I used predominately western red cedar. For the siding, I used cedar fencing cut to size. It wasn’t the cheapest option but withstands annual pressure washing and comes out looking like new every year. Still very happy with my Garden Coop design.
Thanks, Clay, for posting. I was worried about the design and being good for the hotter weather. We just bought a place south of Houston, new construction without trees in the back yard. I was worried about the see-through roofing material. Have you had any problems with it becoming like a greenhouse in there? I see you have those nice hill country trees. I think the only alteration I will make is to shorten my coop to fence level to give it more stability incase of a hurricane!
Wendy, thank you for posting. Clay may respond as well, but I thought I’d address your concerns about the design and the materials called for in the plans.
The Solar Gray polycarbonate roofing panels cut all but 30% of the sunlight and block about half of the solar heat. So they actually provide plenty of shade in full summer sun. And because of the openness of the design, there is no buildup of heat as in an enclosed greenhouse — unless you were to make modifications specifically to capture and hold heat. See this post for an example of that.

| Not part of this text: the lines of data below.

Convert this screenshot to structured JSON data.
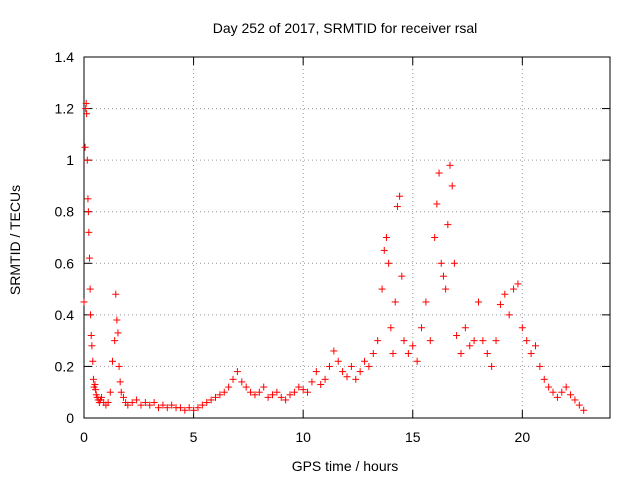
{
  "chart_data": {
    "type": "scatter",
    "title": "Day 252 of 2017, SRMTID for receiver rsal",
    "xlabel": "GPS time / hours",
    "ylabel": "SRMTID / TECUs",
    "xlim": [
      0,
      24
    ],
    "ylim": [
      0,
      1.4
    ],
    "xticks": [
      0,
      5,
      10,
      15,
      20
    ],
    "yticks": [
      0,
      0.2,
      0.4,
      0.6,
      0.8,
      1,
      1.2,
      1.4
    ],
    "ytick_labels": [
      "0",
      "0.2",
      "0.4",
      "0.6",
      "0.8",
      "1",
      "1.2",
      "1.4"
    ],
    "grid": true,
    "marker": "+",
    "color": "#ff0000",
    "series": [
      {
        "name": "SRMTID",
        "x": [
          0.0,
          0.05,
          0.08,
          0.1,
          0.12,
          0.15,
          0.18,
          0.2,
          0.22,
          0.25,
          0.28,
          0.3,
          0.33,
          0.36,
          0.4,
          0.43,
          0.46,
          0.5,
          0.53,
          0.56,
          0.6,
          0.65,
          0.7,
          0.75,
          0.8,
          0.9,
          1.0,
          1.1,
          1.2,
          1.3,
          1.4,
          1.45,
          1.5,
          1.55,
          1.6,
          1.65,
          1.7,
          1.8,
          1.9,
          2.0,
          2.2,
          2.4,
          2.6,
          2.8,
          3.0,
          3.2,
          3.4,
          3.6,
          3.8,
          4.0,
          4.2,
          4.4,
          4.6,
          4.8,
          5.0,
          5.2,
          5.4,
          5.6,
          5.8,
          6.0,
          6.2,
          6.4,
          6.6,
          6.8,
          7.0,
          7.2,
          7.4,
          7.6,
          7.8,
          8.0,
          8.2,
          8.4,
          8.6,
          8.8,
          9.0,
          9.2,
          9.4,
          9.6,
          9.8,
          10.0,
          10.2,
          10.4,
          10.6,
          10.8,
          11.0,
          11.2,
          11.4,
          11.6,
          11.8,
          12.0,
          12.2,
          12.4,
          12.6,
          12.8,
          13.0,
          13.2,
          13.4,
          13.6,
          13.7,
          13.8,
          13.9,
          14.0,
          14.1,
          14.2,
          14.3,
          14.4,
          14.5,
          14.6,
          14.8,
          15.0,
          15.2,
          15.4,
          15.6,
          15.8,
          16.0,
          16.1,
          16.2,
          16.3,
          16.4,
          16.5,
          16.6,
          16.7,
          16.8,
          16.9,
          17.0,
          17.2,
          17.4,
          17.6,
          17.8,
          18.0,
          18.2,
          18.4,
          18.6,
          18.8,
          19.0,
          19.2,
          19.4,
          19.6,
          19.8,
          20.0,
          20.2,
          20.4,
          20.6,
          20.8,
          21.0,
          21.2,
          21.4,
          21.6,
          21.8,
          22.0,
          22.2,
          22.4,
          22.6,
          22.8
        ],
        "y": [
          0.45,
          1.05,
          1.2,
          1.22,
          1.18,
          1.0,
          0.85,
          0.8,
          0.72,
          0.62,
          0.5,
          0.4,
          0.32,
          0.28,
          0.22,
          0.15,
          0.12,
          0.13,
          0.11,
          0.09,
          0.08,
          0.07,
          0.06,
          0.07,
          0.08,
          0.06,
          0.05,
          0.06,
          0.1,
          0.22,
          0.3,
          0.48,
          0.38,
          0.33,
          0.2,
          0.14,
          0.1,
          0.08,
          0.06,
          0.05,
          0.06,
          0.07,
          0.05,
          0.06,
          0.05,
          0.06,
          0.04,
          0.05,
          0.04,
          0.05,
          0.04,
          0.04,
          0.03,
          0.04,
          0.03,
          0.04,
          0.05,
          0.06,
          0.07,
          0.08,
          0.09,
          0.1,
          0.12,
          0.15,
          0.18,
          0.14,
          0.12,
          0.1,
          0.09,
          0.1,
          0.12,
          0.08,
          0.09,
          0.1,
          0.08,
          0.07,
          0.09,
          0.1,
          0.12,
          0.11,
          0.1,
          0.14,
          0.18,
          0.13,
          0.15,
          0.2,
          0.26,
          0.22,
          0.18,
          0.16,
          0.2,
          0.15,
          0.18,
          0.22,
          0.2,
          0.25,
          0.3,
          0.5,
          0.65,
          0.7,
          0.6,
          0.35,
          0.25,
          0.45,
          0.82,
          0.86,
          0.55,
          0.3,
          0.25,
          0.28,
          0.22,
          0.35,
          0.45,
          0.3,
          0.7,
          0.83,
          0.95,
          0.6,
          0.55,
          0.5,
          0.75,
          0.98,
          0.9,
          0.6,
          0.32,
          0.25,
          0.35,
          0.28,
          0.3,
          0.45,
          0.3,
          0.25,
          0.2,
          0.3,
          0.44,
          0.48,
          0.4,
          0.5,
          0.52,
          0.35,
          0.3,
          0.25,
          0.28,
          0.2,
          0.15,
          0.12,
          0.1,
          0.08,
          0.1,
          0.12,
          0.09,
          0.07,
          0.05,
          0.03
        ]
      }
    ]
  }
}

As for building The Garden Coop in an area with high winds, I’ve had a couple customers in hurricane country anchor 4×4 posts for the corners and attach the walls to those. A simpler way would be to anchor the coop with augur anchors, the kind used to anchor sheds. The kits you can get for this usually include four or so anchors of either 15″ or 30″ depth (one for each corner) plus a length of cable. You screw the anchors into the ground, loop the cable through, then secure it to either the bottom of the frame or drape it up over the rafters if you feel you need to anchor from the top. (This is all in addition to the anchoring that results from trenching the hardware cloth.)

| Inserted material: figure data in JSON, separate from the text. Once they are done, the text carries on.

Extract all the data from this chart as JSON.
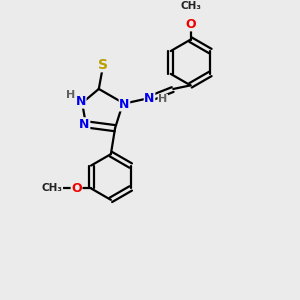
{
  "bg_color": "#ebebeb",
  "atom_colors": {
    "N": "#0000ee",
    "S": "#b8a000",
    "O": "#ee0000",
    "C": "#000000",
    "H": "#606060"
  },
  "bond_color": "#000000",
  "bond_width": 1.6,
  "figsize": [
    3.0,
    3.0
  ],
  "dpi": 100
}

Augur anchors will be very effective on The Garden Coop, since they’re designed to hold against the greater stresses endured by solid-walled sheds. It might seem counterintuitive that an airy looking structure like The Garden Coop would actually have less stress on it from wind than a solid-walled shed, but because the wind flows through it, there isn’t the force/pressure against walls that lead to tipping.
A couple other customers have sent me video and photos of their coops during or after Superstorm Sandy in 2012. Here’s one of them. Neither customer had any issues with their Garden Coop.
Hope this helps.
Probably too late to be useful Wendy, but I’ll answer for anyone else interested. Heat wasn’t really a problem as they look clear but were the lightly tinted ones, also, it’s under a live oak and gets only dappled sunlight. Branches dropping occasionally from the mature tree however started cracking the panels. So I replaced the vinyl roofing panels with galvanized steel roofing panels. I thought it would be too dark but it helped with heat and hasn’t been damaged by any branches etc. I (easily) added height to the Garden Coop since I’m tall and didn’t want to stoop. It’s easily modified to suit your needs.
I love the different stains on the exterior. Very striking. The window in the henhouse door is a nice touch.